In the aftermath of the recent mass shootings in El Paso, TX and Dayton, OH, social media has been ablaze with comments from those just dying to tell the world how they would solve the problem of gun violence. Among them is former CNN host Reza Aslan, whose show was famously axed in the aftermath of profane anti-Trump tweets he made in 2017.
According to Aslan’s latest Twitter diatribe:
After today there is no longer any room for nuance. The President is a white nationalist terror leader. His supporters – ALL OF THEM – are by definition white nationalist terror supporters. The MAGA hat is a KKK hood. And this evil, racist scourge must be eradicated from society.
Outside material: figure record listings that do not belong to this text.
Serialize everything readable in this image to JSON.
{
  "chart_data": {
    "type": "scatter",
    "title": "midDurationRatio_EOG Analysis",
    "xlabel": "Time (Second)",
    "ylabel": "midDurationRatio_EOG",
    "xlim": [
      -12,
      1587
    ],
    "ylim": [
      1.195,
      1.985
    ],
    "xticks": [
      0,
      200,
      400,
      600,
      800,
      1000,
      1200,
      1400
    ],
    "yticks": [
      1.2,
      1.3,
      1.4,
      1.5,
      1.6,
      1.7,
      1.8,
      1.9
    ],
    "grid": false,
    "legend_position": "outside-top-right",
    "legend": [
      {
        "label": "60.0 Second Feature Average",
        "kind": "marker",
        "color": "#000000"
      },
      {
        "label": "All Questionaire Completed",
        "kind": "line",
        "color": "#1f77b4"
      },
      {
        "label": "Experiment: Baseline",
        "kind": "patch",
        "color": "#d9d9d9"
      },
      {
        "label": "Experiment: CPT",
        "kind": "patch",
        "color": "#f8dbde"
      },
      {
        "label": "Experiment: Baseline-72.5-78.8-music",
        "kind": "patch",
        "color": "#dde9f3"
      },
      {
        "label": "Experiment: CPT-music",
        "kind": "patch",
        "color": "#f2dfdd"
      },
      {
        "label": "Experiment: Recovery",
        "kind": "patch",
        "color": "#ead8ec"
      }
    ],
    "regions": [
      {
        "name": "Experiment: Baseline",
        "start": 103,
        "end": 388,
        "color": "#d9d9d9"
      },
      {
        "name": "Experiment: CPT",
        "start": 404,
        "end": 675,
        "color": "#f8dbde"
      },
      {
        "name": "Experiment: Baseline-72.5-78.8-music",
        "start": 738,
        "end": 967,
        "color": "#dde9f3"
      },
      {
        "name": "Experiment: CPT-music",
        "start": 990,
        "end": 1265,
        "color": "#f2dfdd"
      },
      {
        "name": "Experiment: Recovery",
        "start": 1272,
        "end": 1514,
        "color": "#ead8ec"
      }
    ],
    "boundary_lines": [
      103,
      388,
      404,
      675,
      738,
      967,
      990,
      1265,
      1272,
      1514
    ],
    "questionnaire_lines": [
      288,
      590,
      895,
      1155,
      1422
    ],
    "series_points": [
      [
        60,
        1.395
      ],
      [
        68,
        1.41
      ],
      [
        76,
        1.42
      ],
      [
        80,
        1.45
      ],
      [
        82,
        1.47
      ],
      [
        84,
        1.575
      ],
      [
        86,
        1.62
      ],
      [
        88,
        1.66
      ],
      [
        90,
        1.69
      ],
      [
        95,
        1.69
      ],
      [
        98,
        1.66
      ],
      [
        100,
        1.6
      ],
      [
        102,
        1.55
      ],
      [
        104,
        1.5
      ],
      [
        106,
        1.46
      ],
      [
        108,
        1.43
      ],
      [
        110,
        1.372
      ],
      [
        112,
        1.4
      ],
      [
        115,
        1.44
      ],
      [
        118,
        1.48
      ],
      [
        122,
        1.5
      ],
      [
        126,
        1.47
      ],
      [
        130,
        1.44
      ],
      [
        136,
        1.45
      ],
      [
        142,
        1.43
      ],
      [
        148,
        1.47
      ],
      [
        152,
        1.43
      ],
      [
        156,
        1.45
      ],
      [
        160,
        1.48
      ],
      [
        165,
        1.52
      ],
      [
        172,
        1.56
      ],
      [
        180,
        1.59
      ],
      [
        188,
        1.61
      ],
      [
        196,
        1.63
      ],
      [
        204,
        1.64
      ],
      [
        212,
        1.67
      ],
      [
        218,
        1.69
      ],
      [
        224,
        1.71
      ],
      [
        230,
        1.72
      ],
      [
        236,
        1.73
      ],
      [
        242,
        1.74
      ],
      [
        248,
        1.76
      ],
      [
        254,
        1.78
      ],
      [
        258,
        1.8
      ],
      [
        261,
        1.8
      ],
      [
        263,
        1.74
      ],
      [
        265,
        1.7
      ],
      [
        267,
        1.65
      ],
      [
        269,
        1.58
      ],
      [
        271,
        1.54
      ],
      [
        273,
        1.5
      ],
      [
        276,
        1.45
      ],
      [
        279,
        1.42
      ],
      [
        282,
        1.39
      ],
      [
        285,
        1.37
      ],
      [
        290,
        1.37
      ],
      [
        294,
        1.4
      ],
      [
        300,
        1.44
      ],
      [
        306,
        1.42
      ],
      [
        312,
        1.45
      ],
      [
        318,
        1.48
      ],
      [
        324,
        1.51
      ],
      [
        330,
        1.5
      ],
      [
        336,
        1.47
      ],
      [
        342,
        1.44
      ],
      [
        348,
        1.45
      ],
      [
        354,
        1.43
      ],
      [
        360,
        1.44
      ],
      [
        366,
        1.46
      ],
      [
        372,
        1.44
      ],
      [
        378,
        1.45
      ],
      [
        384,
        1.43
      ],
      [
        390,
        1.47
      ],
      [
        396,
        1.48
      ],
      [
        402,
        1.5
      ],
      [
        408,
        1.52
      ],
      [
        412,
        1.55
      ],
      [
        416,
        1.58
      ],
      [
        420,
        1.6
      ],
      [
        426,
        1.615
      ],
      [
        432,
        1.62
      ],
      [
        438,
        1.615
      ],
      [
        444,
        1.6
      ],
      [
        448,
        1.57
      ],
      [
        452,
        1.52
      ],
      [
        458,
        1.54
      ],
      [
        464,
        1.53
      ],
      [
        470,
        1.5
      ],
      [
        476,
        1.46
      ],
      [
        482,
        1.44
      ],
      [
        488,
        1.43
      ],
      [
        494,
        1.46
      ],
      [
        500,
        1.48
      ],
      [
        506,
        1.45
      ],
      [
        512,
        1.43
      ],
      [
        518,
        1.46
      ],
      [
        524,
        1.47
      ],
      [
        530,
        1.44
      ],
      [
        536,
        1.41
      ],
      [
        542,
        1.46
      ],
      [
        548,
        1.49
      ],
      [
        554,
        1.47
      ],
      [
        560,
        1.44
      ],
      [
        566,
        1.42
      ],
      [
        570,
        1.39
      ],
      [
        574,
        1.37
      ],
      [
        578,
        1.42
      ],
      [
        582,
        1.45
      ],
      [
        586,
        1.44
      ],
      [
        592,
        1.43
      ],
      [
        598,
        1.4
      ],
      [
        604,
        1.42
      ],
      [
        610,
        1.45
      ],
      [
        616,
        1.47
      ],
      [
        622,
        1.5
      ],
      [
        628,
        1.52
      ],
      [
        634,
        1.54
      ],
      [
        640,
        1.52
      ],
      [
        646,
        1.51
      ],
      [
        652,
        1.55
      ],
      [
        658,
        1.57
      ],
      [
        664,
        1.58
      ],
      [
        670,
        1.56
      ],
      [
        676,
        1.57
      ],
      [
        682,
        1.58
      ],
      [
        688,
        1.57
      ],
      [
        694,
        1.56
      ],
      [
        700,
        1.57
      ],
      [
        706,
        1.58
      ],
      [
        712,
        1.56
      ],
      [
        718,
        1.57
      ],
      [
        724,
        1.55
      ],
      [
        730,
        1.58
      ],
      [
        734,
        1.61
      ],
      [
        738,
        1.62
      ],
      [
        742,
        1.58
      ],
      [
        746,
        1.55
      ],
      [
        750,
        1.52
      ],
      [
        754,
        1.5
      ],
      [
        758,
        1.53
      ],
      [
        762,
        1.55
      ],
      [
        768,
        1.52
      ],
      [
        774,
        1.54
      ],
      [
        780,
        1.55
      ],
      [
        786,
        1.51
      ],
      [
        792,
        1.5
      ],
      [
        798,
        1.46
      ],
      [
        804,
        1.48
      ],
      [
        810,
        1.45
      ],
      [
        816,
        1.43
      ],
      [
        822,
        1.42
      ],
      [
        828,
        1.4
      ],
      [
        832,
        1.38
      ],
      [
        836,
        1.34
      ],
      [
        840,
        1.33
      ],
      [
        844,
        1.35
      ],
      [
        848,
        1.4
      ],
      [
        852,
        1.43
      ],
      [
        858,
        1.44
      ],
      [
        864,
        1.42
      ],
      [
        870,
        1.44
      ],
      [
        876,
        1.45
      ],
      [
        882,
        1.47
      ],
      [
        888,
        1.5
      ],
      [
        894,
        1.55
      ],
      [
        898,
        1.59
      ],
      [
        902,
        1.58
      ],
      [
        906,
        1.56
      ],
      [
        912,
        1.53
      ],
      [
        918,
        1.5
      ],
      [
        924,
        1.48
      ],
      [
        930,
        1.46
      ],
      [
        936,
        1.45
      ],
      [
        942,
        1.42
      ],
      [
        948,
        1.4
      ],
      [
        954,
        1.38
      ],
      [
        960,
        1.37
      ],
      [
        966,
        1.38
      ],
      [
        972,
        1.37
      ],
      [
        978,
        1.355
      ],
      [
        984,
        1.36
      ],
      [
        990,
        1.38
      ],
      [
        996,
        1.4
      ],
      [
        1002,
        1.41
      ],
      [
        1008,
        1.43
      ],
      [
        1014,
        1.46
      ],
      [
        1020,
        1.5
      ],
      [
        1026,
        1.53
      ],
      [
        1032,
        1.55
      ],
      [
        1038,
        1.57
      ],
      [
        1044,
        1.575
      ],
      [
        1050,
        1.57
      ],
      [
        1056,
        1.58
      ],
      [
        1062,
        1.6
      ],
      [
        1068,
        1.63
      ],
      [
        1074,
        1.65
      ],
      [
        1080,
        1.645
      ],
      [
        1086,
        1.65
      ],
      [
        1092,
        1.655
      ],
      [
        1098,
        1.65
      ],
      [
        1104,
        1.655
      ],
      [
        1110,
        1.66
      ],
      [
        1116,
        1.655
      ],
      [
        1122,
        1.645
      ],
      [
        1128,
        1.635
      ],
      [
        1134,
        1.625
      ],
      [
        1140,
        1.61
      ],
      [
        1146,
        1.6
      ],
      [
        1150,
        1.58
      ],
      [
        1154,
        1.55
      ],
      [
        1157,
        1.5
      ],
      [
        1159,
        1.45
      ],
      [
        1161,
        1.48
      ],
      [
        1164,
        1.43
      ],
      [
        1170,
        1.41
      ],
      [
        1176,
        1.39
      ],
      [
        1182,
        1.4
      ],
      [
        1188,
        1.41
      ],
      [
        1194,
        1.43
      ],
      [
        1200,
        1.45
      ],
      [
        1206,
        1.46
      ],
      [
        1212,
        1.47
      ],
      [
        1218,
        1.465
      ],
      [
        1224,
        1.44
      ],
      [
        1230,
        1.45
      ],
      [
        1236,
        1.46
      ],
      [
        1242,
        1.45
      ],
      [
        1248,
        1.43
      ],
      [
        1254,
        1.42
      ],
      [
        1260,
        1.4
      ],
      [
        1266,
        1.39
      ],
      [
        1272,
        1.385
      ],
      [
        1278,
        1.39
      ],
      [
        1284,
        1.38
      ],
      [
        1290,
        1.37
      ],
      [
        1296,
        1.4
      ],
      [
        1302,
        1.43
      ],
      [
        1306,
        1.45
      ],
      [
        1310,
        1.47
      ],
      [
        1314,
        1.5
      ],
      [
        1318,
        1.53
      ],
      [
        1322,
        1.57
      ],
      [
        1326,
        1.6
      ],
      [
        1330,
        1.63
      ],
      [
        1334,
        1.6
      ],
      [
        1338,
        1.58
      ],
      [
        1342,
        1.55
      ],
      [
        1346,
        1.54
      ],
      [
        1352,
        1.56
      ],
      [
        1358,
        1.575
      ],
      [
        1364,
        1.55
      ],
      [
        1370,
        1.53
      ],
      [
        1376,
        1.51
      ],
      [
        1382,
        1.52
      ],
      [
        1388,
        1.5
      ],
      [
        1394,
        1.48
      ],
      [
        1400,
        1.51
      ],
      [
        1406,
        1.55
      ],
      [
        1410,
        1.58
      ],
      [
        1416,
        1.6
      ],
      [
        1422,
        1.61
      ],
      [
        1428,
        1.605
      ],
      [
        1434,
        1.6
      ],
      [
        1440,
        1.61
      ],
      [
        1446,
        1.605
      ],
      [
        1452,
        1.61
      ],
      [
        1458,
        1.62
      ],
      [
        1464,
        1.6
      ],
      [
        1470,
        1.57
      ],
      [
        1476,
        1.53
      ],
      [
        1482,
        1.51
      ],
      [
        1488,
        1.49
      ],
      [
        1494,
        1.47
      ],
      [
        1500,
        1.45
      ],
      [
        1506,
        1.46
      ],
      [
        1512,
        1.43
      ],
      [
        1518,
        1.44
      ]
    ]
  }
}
There’s a lot of falsehood there to unpack in such a short statement. In fact, reading through Aslan’s Twitter feed you find a lot of that. The radical left knows that it can’t win on facts and reason, so it resorts to name-calling, straw men, and other fallacious means of attempting to sway public opinion. And the leftists are getting angrier and angrier, particularly when others call them out on their advocacy of violence and their inability to use logic and reason.
What’s perhaps most disconcerting about Aslan’s tweet is that, even though he clearly is inciting violence against Trump supporters, Twitter deemed his tweet not to be in violation of the site’s terms of service. Compare that to Candace Owens, whose Twitter account was suspended after she copied racist tweets of New York Times writer Sarah Jeong but replaced “white” with “black” and “Jewish.” Jeong’s tweets were never censored and her account was never suspended, but Owens’ was. Want to take bets as to how quickly a conservative copying Reza Aslan’s tweets but replacing “white” with “black” would get shut down?
The bias against conservatives in public life is pretty clear, with leftists issuing incitements to violence all the time while conservatives are increasingly being muzzled. That’s not a recipe for cooperation, and unless this trend reverses itself it could end very badly indeed.